The Remote-Control Disc Cutter

The RC-DS Remote Control Disc Ripper was a mining tool that hovered a diamond-coated tungsten sawblade on a gravity tether to hack through solid rock. Notoriously dangerous in untrained hands, it became a close-range weapon in the Necromorph outbreaks.

By Joe Garratt

The RC-DS Remote Control Disc Ripper, known simply as the Ripper, was a handheld mining tool built to hack and slice through solid rock by launching a spinning sawblade held on a gravity tether. Dangerous even in proper use, it was one of the improvised tools survivors such as Isaac Clarke turned against the Necromorphs.

Function and design#

The Ripper was built to hack and slice through solid rock. It ejected incredibly sharp blades, diamond-coated tungsten discs that spun at up to 17,000 revolutions per minute to cut through whatever lay in front of the tool. Because of the speed and edge of the blades it threw, it was a hazard in untrained hands, an accident waiting to happen.

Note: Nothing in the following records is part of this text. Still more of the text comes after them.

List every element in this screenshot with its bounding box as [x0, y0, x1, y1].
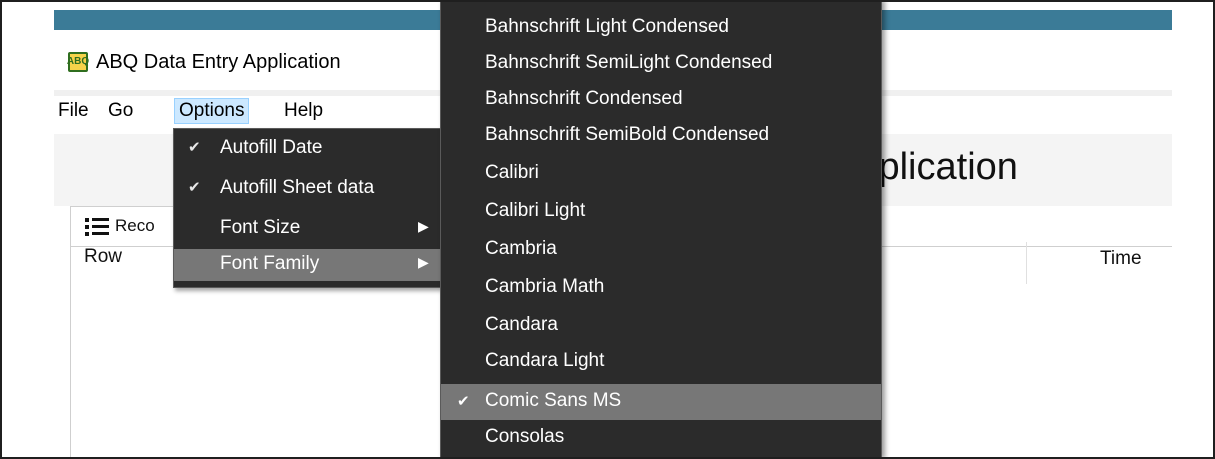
column-header-row[interactable]: Row	[84, 246, 122, 268]
checkmark-icon: ✔	[188, 179, 201, 196]
font-option[interactable]: Consolas	[441, 420, 881, 456]
font-option-label: Candara	[485, 314, 558, 335]
checkmark-icon: ✔	[188, 139, 201, 156]
font-option-label: Bahnschrift SemiBold Condensed	[485, 124, 770, 145]
font-option[interactable]: Calibri	[441, 156, 881, 192]
menu-help[interactable]: Help	[280, 98, 327, 124]
menu-options[interactable]: Options	[174, 98, 250, 124]
menu-item-font-size[interactable]: Font Size ▶	[174, 213, 440, 245]
column-separator	[1026, 242, 1027, 284]
font-option-label: Calibri Light	[485, 200, 586, 221]
font-family-submenu: Bahnschrift Light Condensed Bahnschrift …	[440, 0, 882, 459]
font-option-label: Consolas	[485, 426, 565, 447]
menu-item-font-family[interactable]: Font Family ▶	[174, 249, 440, 281]
screenshot: ABQ ABQ Data Entry Application File Go O…	[0, 0, 1215, 459]
font-option-label: Bahnschrift SemiLight Condensed	[485, 52, 773, 73]
checkmark-icon: ✔	[457, 393, 470, 410]
font-option[interactable]: Candara Light	[441, 344, 881, 380]
menu-item-label: Font Size	[220, 217, 301, 238]
font-option[interactable]: Bahnschrift SemiLight Condensed	[441, 46, 881, 82]
font-option[interactable]: Bahnschrift Condensed	[441, 82, 881, 118]
menu-item-autofill-sheet-data[interactable]: ✔ Autofill Sheet data	[174, 173, 440, 205]
menu-item-label: Autofill Sheet data	[220, 177, 375, 198]
font-option-label: Comic Sans MS	[485, 390, 622, 411]
frame-border-top	[0, 0, 1215, 2]
menu-go[interactable]: Go	[104, 98, 137, 124]
font-option[interactable]: Bahnschrift Light Condensed	[441, 10, 881, 46]
menu-item-label: Autofill Date	[220, 137, 323, 158]
font-option[interactable]: Candara	[441, 308, 881, 344]
font-option-label: Bahnschrift Light Condensed	[485, 16, 729, 37]
column-header-time[interactable]: Time	[1100, 248, 1142, 270]
list-icon	[85, 216, 109, 238]
options-dropdown-menu: ✔ Autofill Date ✔ Autofill Sheet data Fo…	[173, 128, 441, 288]
app-logo-text: ABQ	[66, 56, 90, 67]
font-option-label: Calibri	[485, 162, 539, 183]
app-logo-icon: ABQ	[66, 52, 90, 72]
menu-item-autofill-date[interactable]: ✔ Autofill Date	[174, 133, 440, 165]
font-option[interactable]: Cambria Math	[441, 270, 881, 306]
menu-file[interactable]: File	[54, 98, 93, 124]
submenu-arrow-icon: ▶	[418, 218, 429, 234]
tab-records-label: Reco	[115, 216, 155, 235]
font-option[interactable]: Bahnschrift SemiBold Condensed	[441, 118, 881, 154]
frame-border-left	[0, 0, 2, 459]
font-option-label: Cambria Math	[485, 276, 605, 297]
font-option[interactable]: Calibri Light	[441, 194, 881, 230]
window-title: ABQ Data Entry Application	[96, 51, 341, 73]
font-option-label: Bahnschrift Condensed	[485, 88, 683, 109]
menu-item-label: Font Family	[220, 253, 320, 274]
font-option-selected[interactable]: ✔ Comic Sans MS	[441, 384, 881, 420]
font-option-label: Cambria	[485, 238, 557, 259]
submenu-arrow-icon: ▶	[418, 254, 429, 270]
font-option[interactable]: Cambria	[441, 232, 881, 268]
font-option-label: Candara Light	[485, 350, 605, 371]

Its primary function launched a circular sawblade that did not fly free but hovered in front of the tool on a miniature gravity tether, held in place for a span of seconds before it expired. While the blade hung there, the operator could steer it across the work, the tool delivering constant cutting force to whatever the disc touched. The distance the blade floated could be adjusted, and a skilled hand could bring it to bear on close work or hold it out ahead. The secondary function ejected an untethered saw disc at high speed, sent off as a thrown blade that flew until it struck, slicing through more than one obstacle in its path. Across its later models the tool shrank steadily in size, the original giving way to compact builds that resembled a fan-shaped handgun.

Improvised use#

Turned against the Necromorphs, the Ripper's hovering blade made it both a cutter and a barrier. A survivor could hold the tethered disc between himself and an approaching creature, letting it shred anything that pressed in at close quarters, which made it useful in the tight corridors of the USG Ishimura and similar spaces where a foe had to funnel toward the user. The blade had to be kept on target, and if the operator missed he could draw the tether back and re-aim. It came at a cost: the tethered blade was lost outright if the operator was struck, so it was a poor choice when small Necromorphs were already swarming over him, since the disc would be flung away and instantly wasted. The thrown disc of the secondary function carried more force and could cut through several of a creature's limbs at once, useful for holding a group at bay when steering the tethered blade grew too cumbersome. Against the regenerating Ubermorph, a single disc aimed at the knees was enough to take its legs and leave it crawling.